Saturday, Apr. 07, 1923

States

CONNECTICUT: A bill is before the Legislature to make public display of a clock showing any time save Eastern Standard punishable by $100 or ten days in prison. Departments of the State and all institutions receiving State aid would be prohibited from altering their schedules to conform in effect to daylight-saving time.

This is another step in the fight of Connecticut farmers against city dwellers to prevent daylight saving. A year ago, having a majority in the Legislature, the farmers passed a bill against daylight saving, but provided no penalties for failure to comply with the law. The mayors of several cities forthwith issued proclamations recommending the townspeople to advance their clocks. The Legislature angrily protested and threatened to suspend the charter of Hartford, the State Capital. On the day agreed upon for putting daylight saving into effect the merchants turned their clocks ahead. At noon the whistles blew an hour early, and the clerks walked out of the Legislature, leaving the farmer members, unable to continue business, angrily sputtering in their chairs. Later a member from a city constituency offered a bill to provide four commissioners at salaries of $10,000 a year to go about the streets, examine the watches of citizens and take those to jail who used daylight saving time.

The outcome of the whole matter was that the cities used daylight-saving time, while the executive and judicial departments of the State and the railroads kept their clocks at Standard time, but moved their schedules an hour ahead.

Now the farmers intend to put "teeth" into the law.

OKLAHOMA: A bill is before the Legislature to divide the state into two parts once more. In 1907 Oklahoma Territory and Indian Territory united to form the state of Oklahoma. Now antipathy of the farmers and the oil interests to each other threatens to divide the state by a north and south line through its center, making one "farming state" and one "oil state." While the measure is hardly likely to succeed, it is noteworthy because Oklahoma is the fourth crop state in the Union and the first state in oil production.

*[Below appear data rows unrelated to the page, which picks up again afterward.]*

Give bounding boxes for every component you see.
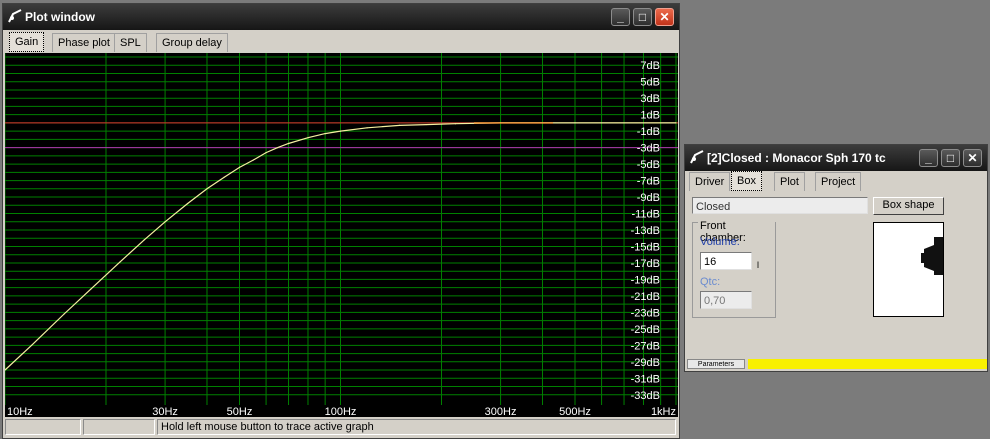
gain-point (223, 176, 225, 178)
y-tick-label: 5dB (640, 77, 660, 89)
parameters-tab[interactable]: Parameters (687, 359, 745, 369)
status-cell-1 (5, 419, 81, 435)
gain-point (324, 133, 326, 135)
x-tick-label: 10Hz (7, 406, 33, 417)
y-tick-label: -25dB (631, 324, 660, 336)
y-tick-label: -11dB (631, 209, 660, 221)
status-cell-2 (83, 419, 155, 435)
box-window: [2]Closed : Monacor Sph 170 tc _ □ ✕ Dri… (684, 144, 988, 372)
gain-point (675, 122, 677, 124)
gain-point (30, 344, 33, 346)
gain-point (119, 261, 121, 263)
y-tick-label: -29dB (631, 357, 660, 369)
y-tick-label: -21dB (631, 291, 660, 303)
x-tick-label: 100Hz (325, 406, 357, 417)
gain-point (252, 159, 254, 161)
box-type-field: Closed (692, 197, 868, 214)
tab-driver[interactable]: Driver (689, 172, 731, 191)
y-tick-label: -9dB (637, 192, 660, 204)
box-shape-button[interactable]: Box shape (873, 197, 944, 215)
tab-box[interactable]: Box (731, 171, 762, 191)
gain-point (398, 124, 401, 126)
gain-point (454, 123, 456, 125)
y-tick-label: -27dB (631, 340, 660, 352)
gain-point (277, 147, 279, 149)
x-tick-label: 30Hz (152, 406, 178, 417)
maximize-button[interactable]: □ (941, 149, 960, 167)
gain-point (143, 239, 145, 241)
app-icon (690, 150, 704, 164)
x-tick-label: 300Hz (485, 406, 517, 417)
y-tick-label: -5dB (637, 159, 660, 171)
qtc-input: 0,70 (700, 291, 752, 309)
qtc-label: Qtc: (700, 276, 721, 288)
y-tick-label: -19dB (631, 274, 660, 286)
gain-point (574, 122, 576, 124)
box-shape-preview (873, 222, 944, 317)
y-tick-label: -1dB (637, 126, 660, 138)
gain-point (425, 123, 427, 126)
plot-window: Plot window _ □ ✕ Gain Phase plot SPL Gr… (2, 3, 680, 439)
plot-window-title: Plot window (25, 10, 95, 24)
gain-chart[interactable]: 7dB 5dB 3dB 1dB -1dB -3dB -5dB -7dB -9dB -11dB -13… (5, 53, 678, 417)
y-tick-label: -7dB (637, 176, 660, 188)
app-icon (8, 9, 22, 23)
gain-plot[interactable]: 7dB 5dB 3dB 1dB -1dB -3dB -5dB -7dB -9dB -11dB -13… (5, 53, 678, 417)
y-tick-label: -31dB (631, 373, 660, 385)
gain-point (238, 166, 241, 168)
front-chamber-group: Front chamber: Volume: 16 l Qtc: 0,70 (692, 220, 776, 318)
volume-label: Volume: (700, 236, 740, 248)
gain-point (339, 130, 342, 132)
close-button[interactable]: ✕ (963, 149, 982, 167)
minimize-button[interactable]: _ (919, 149, 938, 167)
volume-unit: l (757, 260, 759, 270)
box-window-titlebar[interactable]: [2]Closed : Monacor Sph 170 tc _ □ ✕ (685, 145, 987, 171)
tab-project[interactable]: Project (815, 172, 862, 191)
y-tick-label: 3dB (640, 93, 660, 105)
box-window-title: [2]Closed : Monacor Sph 170 tc (707, 151, 886, 165)
y-tick-label: -23dB (631, 307, 660, 319)
gain-point (287, 142, 290, 145)
volume-input[interactable]: 16 (700, 252, 752, 270)
gain-point (206, 188, 208, 190)
tab-spl[interactable]: SPL (114, 33, 147, 52)
maximize-button[interactable]: □ (633, 8, 652, 26)
bottom-tab-strip: Parameters (685, 359, 987, 370)
tab-group-delay[interactable]: Group delay (156, 33, 228, 52)
speaker-driver-icon (921, 237, 943, 275)
minimize-button[interactable]: _ (611, 8, 630, 26)
plot-window-titlebar[interactable]: Plot window _ □ ✕ (3, 4, 679, 30)
x-tick-label: 1kHz (651, 406, 676, 417)
tab-phase-plot[interactable]: Phase plot (52, 33, 116, 52)
y-tick-label: -33dB (631, 390, 660, 402)
gain-point (63, 313, 65, 315)
gain-point (90, 288, 92, 290)
plot-status-bar: Hold left mouse button to trace active g… (5, 418, 678, 437)
tab-plot[interactable]: Plot (774, 172, 805, 191)
gain-point (307, 137, 309, 139)
plot-tabs: Gain Phase plot SPL Group delay (7, 32, 677, 53)
gain-point (366, 127, 368, 129)
gain-point (164, 221, 166, 223)
x-tick-label: 500Hz (559, 406, 591, 417)
gain-point (186, 203, 189, 205)
x-tick-label: 50Hz (227, 406, 253, 417)
y-tick-label: -17dB (631, 258, 660, 270)
y-tick-label: 1dB (640, 110, 660, 122)
box-tabs: Driver Box Plot Project (689, 171, 985, 192)
status-indicator (748, 359, 987, 369)
status-hint: Hold left mouse button to trace active g… (157, 419, 676, 435)
close-button[interactable]: ✕ (655, 8, 674, 26)
y-tick-label: -13dB (631, 225, 660, 237)
tab-gain[interactable]: Gain (9, 32, 45, 52)
gain-point (265, 151, 267, 154)
y-tick-label: 7dB (640, 60, 660, 72)
y-tick-label: -3dB (637, 143, 660, 155)
y-tick-label: -15dB (631, 241, 660, 253)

PENNSYLVANIA: The Legislature passed and Governor Pinchot signed a new state prohibition law, by which the system of licensing saloons is abolished. The previous Woner enforcement law did not permit the sale of beverages containing over half of one per cent of alcohol, but licensed saloons for the sale of drinks having a lesser alcoholic con- tent. The result was that saloonkeepers were tempted everywhere to violate the prohibition law in order to make profits large enough to pay their license fee.

There was much opposition to Governor Pinchot's law because local politicians were reputed to have made handsome profits from "shake- downs" of saloonkeepers selling illicit liquor. Governor Pinchot was highly elated over his success in securing the new enforcement act which, of all his proposed reforms, was considered the most likely to fail.

UTAH: After April 20 former service men will have the privilege of taking up homesteads on 400,000 acres of land in Emery and Grand counties. Land not taken up by July 20 will be opened to the general public. Mineral rights will not be included in the propsed homesteads.